He’s kind of become an ambassador for Diet Pepsi as well, now collaborating on a window installation featuring Diet Pepsi’s slim new cans, which hit the market in March. The installation gets unveiled tonight at the pop-up Diet Pepsi Style Studio, at 362 West Broadway.

“I’ve designed these huge, oversize, incredibly sexy high heels made out of this new Diet Pepsi skinny can,” said Doonan, with his usual tongue-in-cheek banter. “It’s kind of my Warhol moment. He played with Campbell Soup cans and I am playing with Diet Pepsi cans.” Doonan is also channeling Joan Crawford. “She became the legendary spokeswoman for Pepsi,” Doonan said, noting her marriage to the company’s chairman at the time, Alfred Steele.

Also in on the Pepsi project is Jonathan Adler, Doonan’s boyfriend, who designed a straw for the installation, that goes with the can. For New York Fashion Week, Diet Pepsi is sponsoring the shows of Charlotte Ronson, who created skinny T-shirts inspired by the soft drink, and Betsey Johnson.
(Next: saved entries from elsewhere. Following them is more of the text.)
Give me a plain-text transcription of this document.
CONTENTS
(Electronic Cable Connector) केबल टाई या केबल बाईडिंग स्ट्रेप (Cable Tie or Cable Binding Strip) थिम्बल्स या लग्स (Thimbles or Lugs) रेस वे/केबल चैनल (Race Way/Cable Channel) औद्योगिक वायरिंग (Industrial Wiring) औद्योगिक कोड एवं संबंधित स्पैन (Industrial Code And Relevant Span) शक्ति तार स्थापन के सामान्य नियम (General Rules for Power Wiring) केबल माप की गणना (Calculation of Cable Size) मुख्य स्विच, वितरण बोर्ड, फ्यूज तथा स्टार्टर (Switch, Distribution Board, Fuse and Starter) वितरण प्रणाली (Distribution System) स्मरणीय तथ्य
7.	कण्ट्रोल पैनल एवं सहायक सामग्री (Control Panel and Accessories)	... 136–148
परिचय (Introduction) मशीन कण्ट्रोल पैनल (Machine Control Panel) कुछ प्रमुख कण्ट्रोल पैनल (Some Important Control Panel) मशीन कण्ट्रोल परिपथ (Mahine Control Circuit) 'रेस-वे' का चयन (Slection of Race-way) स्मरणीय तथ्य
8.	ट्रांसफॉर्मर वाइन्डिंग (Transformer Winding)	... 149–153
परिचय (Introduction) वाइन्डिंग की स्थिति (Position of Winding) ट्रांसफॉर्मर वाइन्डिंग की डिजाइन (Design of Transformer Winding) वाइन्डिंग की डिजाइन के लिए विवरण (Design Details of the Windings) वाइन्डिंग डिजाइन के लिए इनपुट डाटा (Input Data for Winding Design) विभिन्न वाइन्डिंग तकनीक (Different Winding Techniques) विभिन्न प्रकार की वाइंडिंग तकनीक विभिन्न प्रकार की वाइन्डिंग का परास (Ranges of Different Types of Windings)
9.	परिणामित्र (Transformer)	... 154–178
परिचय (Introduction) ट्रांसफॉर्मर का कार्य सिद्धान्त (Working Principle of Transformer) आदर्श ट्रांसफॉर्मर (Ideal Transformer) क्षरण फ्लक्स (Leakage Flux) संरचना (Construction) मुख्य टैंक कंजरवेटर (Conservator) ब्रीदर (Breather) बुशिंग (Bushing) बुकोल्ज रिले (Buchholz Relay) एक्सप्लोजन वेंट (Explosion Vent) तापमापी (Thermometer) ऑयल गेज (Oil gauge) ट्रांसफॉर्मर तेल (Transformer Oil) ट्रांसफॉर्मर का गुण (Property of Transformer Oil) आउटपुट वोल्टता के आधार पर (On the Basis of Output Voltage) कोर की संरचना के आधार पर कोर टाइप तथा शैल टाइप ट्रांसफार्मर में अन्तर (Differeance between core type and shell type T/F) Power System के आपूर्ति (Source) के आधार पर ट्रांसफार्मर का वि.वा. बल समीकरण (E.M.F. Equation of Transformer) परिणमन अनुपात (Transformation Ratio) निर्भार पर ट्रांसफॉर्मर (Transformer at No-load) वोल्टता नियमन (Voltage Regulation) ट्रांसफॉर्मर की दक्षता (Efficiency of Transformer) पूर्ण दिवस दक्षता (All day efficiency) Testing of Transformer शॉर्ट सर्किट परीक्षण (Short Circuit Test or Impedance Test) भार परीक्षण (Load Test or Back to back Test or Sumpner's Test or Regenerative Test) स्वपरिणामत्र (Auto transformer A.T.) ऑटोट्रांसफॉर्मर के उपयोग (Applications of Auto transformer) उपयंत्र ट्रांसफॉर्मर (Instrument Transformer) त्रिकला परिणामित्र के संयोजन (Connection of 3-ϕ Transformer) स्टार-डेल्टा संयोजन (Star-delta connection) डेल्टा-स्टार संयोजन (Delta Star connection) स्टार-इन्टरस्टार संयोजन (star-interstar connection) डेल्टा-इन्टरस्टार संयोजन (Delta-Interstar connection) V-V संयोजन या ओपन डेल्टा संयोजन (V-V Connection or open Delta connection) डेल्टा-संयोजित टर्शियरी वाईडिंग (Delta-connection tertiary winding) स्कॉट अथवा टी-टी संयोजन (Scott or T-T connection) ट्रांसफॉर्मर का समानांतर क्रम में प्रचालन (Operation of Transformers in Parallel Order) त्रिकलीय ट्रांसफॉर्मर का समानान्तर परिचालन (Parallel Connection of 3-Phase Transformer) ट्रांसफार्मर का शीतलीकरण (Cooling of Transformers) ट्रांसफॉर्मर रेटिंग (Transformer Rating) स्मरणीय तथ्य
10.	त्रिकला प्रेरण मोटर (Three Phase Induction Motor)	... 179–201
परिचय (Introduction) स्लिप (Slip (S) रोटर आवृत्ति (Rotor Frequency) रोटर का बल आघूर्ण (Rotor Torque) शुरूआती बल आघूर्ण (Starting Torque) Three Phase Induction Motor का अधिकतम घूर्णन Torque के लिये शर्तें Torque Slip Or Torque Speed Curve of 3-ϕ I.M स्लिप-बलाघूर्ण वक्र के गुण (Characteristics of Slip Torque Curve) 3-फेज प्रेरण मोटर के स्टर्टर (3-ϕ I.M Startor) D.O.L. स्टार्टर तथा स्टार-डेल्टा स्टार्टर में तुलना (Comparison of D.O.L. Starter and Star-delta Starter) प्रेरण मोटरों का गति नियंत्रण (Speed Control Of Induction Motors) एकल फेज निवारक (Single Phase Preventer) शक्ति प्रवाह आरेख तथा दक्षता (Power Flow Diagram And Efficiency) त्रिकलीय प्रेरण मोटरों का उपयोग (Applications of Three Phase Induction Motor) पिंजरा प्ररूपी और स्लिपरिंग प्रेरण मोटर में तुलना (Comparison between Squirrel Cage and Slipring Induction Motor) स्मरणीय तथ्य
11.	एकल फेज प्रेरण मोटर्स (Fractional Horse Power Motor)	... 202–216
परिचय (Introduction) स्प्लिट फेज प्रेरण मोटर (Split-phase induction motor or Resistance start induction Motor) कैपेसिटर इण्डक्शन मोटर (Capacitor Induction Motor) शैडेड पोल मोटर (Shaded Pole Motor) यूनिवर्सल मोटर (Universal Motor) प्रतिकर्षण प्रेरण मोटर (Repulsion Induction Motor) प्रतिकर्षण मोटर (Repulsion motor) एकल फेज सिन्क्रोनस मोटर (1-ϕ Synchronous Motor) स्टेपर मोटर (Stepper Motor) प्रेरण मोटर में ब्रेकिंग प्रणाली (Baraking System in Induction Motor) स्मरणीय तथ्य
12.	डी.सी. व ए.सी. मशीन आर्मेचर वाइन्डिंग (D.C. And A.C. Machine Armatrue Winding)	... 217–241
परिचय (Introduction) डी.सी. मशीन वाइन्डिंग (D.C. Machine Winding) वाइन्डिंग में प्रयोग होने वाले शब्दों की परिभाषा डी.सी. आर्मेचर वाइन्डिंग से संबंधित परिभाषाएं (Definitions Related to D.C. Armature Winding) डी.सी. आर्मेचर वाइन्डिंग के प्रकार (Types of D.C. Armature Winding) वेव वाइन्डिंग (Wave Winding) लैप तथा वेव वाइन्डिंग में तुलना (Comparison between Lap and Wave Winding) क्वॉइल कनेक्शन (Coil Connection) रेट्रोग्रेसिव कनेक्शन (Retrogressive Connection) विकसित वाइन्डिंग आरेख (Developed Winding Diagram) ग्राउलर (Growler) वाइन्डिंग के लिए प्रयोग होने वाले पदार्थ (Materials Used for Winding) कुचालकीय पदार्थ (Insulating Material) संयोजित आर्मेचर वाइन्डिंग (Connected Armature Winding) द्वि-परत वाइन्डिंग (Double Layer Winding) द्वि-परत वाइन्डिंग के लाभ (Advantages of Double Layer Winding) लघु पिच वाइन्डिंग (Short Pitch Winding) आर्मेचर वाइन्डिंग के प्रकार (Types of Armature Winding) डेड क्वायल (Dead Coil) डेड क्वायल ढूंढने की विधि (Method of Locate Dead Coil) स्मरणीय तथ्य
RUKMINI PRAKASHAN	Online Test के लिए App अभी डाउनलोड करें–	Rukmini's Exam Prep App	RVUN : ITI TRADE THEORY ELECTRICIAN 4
Putting the old Pepsi can next to the new one, “almost looks like a male and female,” Doonan said, adding that the new skinny version is long and elegant, reflecting a fashion world inhabited by models six feet tall or taller and “a very attenuated fashion silhouette.…The eye has become use to seeing these super tall and skinny things.”

As far as his attenuated role at Barneys, Doonan, addressing the subject publicly for the first time, replied: “I have a high comfort level with it. Change is important. Retail needs to be dynamic. It has to evolve…I love my new role, of creative ambassador at large. A week ago, I visited every Barneys store with Guillaume Henry,” the designer at Carven. “It’s a good example of the kinds of things I will be doing. We visited San Francisco, Los Angeles, Chicago — I introduced Guillaume to all the markets, the press, and the customers,” via in-store events.

“After 25 years, I have a very strong connections with the best customers and the local press,” he continued. “It’s a fun role. Now, obviously, I will be turning up the volume on that part. That’s going to be my focus.”

Doonan was succeeded by Dennis Freedman as Barneys’ creative director. “I’m really excited to see what he does with the windows,” Doonan said. “Change is good. After 25 years, it’s only appropriate to have a new vision.”